Embodiments of the present disclosure provide a task execution method and apparatus for a large model, a task execution device for a large model, an electronic device, a storage medium and a program product. The task execution method for a large model includes: executing a collaborative computing task using a target computing unit to obtain a target collaborative feature according to a target feature to be processed, where the collaborative computing task includes a first collaborative task and a second collaborative task, the first collaborative task is used to process the target feature to be processed and a first collaborative sub-weight to obtain an intermediate collaborative feature, the second collaborative task is used to process the intermediate collaborative feature and a second collaborative sub-weight to obtain the target collaborative feature, and the first collaborative sub-weight and the second collaborative sub-weight are determined by processing a collaborative weight according to a matrix multiplication mechanism of a general matrix; and fusing a target basic feature and the target collaborative feature to obtain a next target feature to be processed, where the target basic feature is obtained by executing a basic computing task using the target computing unit, and the basic computing task is used to process a basic weight and the target feature to be processed.

According to embodiments of the present disclosure, by dividing weight parameters of the large model into a basic weight and a collaborative weight, it is possible to use the basic weight of the general basic model and the collaborative weight related to the specified personalized task to execute the computing task that the large model needs to execute, to use the general basic model to improve the flexibility and adaptability of the reasoning process of the large model for executing personalized requirements during training or application.

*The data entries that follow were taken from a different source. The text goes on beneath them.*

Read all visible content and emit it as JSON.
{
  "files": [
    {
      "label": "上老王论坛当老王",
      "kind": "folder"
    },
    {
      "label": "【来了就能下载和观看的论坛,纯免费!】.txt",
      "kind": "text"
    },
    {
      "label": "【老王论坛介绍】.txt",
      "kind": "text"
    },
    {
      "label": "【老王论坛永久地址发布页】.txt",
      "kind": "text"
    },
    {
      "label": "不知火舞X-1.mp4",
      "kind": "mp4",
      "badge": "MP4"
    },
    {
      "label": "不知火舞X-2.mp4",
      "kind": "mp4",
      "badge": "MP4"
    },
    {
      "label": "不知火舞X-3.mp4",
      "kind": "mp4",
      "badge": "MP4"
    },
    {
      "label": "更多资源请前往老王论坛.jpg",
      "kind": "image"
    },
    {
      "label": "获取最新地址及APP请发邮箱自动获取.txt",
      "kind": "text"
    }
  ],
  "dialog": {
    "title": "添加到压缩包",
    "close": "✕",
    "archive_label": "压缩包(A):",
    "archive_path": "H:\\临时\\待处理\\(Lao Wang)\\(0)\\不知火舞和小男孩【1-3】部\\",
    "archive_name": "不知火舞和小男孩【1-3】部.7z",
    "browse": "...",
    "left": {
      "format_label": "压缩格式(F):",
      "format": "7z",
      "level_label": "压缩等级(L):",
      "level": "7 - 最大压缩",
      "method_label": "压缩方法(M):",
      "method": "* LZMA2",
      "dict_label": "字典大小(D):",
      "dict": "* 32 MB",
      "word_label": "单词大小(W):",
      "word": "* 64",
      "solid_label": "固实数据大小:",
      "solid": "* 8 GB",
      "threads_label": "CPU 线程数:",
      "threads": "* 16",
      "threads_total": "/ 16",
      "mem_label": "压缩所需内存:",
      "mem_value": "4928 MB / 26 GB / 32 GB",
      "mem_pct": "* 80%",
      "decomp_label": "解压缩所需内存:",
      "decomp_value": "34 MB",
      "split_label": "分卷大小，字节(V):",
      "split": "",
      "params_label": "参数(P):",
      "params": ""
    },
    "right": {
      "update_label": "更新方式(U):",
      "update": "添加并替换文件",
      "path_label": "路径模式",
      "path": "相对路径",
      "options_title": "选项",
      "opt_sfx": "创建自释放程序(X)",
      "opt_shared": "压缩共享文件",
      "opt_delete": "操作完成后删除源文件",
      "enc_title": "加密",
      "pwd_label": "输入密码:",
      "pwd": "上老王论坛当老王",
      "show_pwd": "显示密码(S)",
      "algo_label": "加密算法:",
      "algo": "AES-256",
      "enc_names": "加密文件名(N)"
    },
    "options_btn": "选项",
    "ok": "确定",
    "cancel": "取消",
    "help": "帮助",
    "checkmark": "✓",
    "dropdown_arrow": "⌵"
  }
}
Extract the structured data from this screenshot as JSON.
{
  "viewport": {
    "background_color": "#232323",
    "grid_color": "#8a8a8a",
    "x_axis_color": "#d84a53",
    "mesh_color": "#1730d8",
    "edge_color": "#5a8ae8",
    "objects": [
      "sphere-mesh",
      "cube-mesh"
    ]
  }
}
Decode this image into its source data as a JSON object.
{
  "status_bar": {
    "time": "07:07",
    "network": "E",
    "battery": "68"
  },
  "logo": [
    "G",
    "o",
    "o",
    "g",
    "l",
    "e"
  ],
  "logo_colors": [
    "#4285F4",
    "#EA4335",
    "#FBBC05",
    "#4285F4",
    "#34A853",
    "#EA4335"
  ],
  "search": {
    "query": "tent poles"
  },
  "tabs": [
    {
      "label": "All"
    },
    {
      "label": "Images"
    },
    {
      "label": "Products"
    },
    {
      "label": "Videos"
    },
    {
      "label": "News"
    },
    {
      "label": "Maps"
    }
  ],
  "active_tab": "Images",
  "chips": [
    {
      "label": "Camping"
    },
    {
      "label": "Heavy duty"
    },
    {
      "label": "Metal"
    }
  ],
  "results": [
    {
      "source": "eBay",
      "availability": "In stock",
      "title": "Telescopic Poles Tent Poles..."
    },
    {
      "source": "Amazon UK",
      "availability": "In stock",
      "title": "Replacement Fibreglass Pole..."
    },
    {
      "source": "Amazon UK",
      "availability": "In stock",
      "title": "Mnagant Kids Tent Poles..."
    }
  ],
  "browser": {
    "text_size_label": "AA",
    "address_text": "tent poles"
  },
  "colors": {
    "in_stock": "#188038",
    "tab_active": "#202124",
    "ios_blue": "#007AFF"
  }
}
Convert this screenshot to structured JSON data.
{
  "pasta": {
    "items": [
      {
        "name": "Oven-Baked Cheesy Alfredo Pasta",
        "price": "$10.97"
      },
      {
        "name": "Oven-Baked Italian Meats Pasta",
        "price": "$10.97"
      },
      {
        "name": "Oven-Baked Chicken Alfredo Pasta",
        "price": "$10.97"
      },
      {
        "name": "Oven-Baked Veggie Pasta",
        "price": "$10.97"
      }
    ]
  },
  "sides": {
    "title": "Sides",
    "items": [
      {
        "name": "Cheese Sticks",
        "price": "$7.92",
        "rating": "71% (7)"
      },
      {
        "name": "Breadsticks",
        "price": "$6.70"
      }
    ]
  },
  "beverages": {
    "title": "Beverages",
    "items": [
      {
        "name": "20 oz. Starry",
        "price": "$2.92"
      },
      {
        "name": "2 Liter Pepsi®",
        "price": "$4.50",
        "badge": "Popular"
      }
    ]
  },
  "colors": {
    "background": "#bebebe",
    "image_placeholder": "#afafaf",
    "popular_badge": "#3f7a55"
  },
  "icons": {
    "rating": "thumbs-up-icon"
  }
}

Furthermore, the collaborative weight is determined as the first collaborative sub-weight and the second collaborative sub-weight through a matrix multiplication mechanism based on a general matrix, so that a matrix dimension of the first collaborative sub-weight and a matrix dimension of the second collaborative sub-weight are both smaller than a matrix dimension of the collaborative weight, thereby causing a sum of the computing amount of the first collaborative task and the second collaborative task less than the computing amount of directly using the collaborative weight to execute the collaborative computing task, thereby reducing the computing overhead of the target computing unit of the large model in the process of executing computing tasks, reducing computing energy consumption, and improving the computing efficiency of the large model.

FIG. 1 schematically shows an exemplary system architecture to which a task execution method and apparatus may be applied according to an embodiment of the present disclosure.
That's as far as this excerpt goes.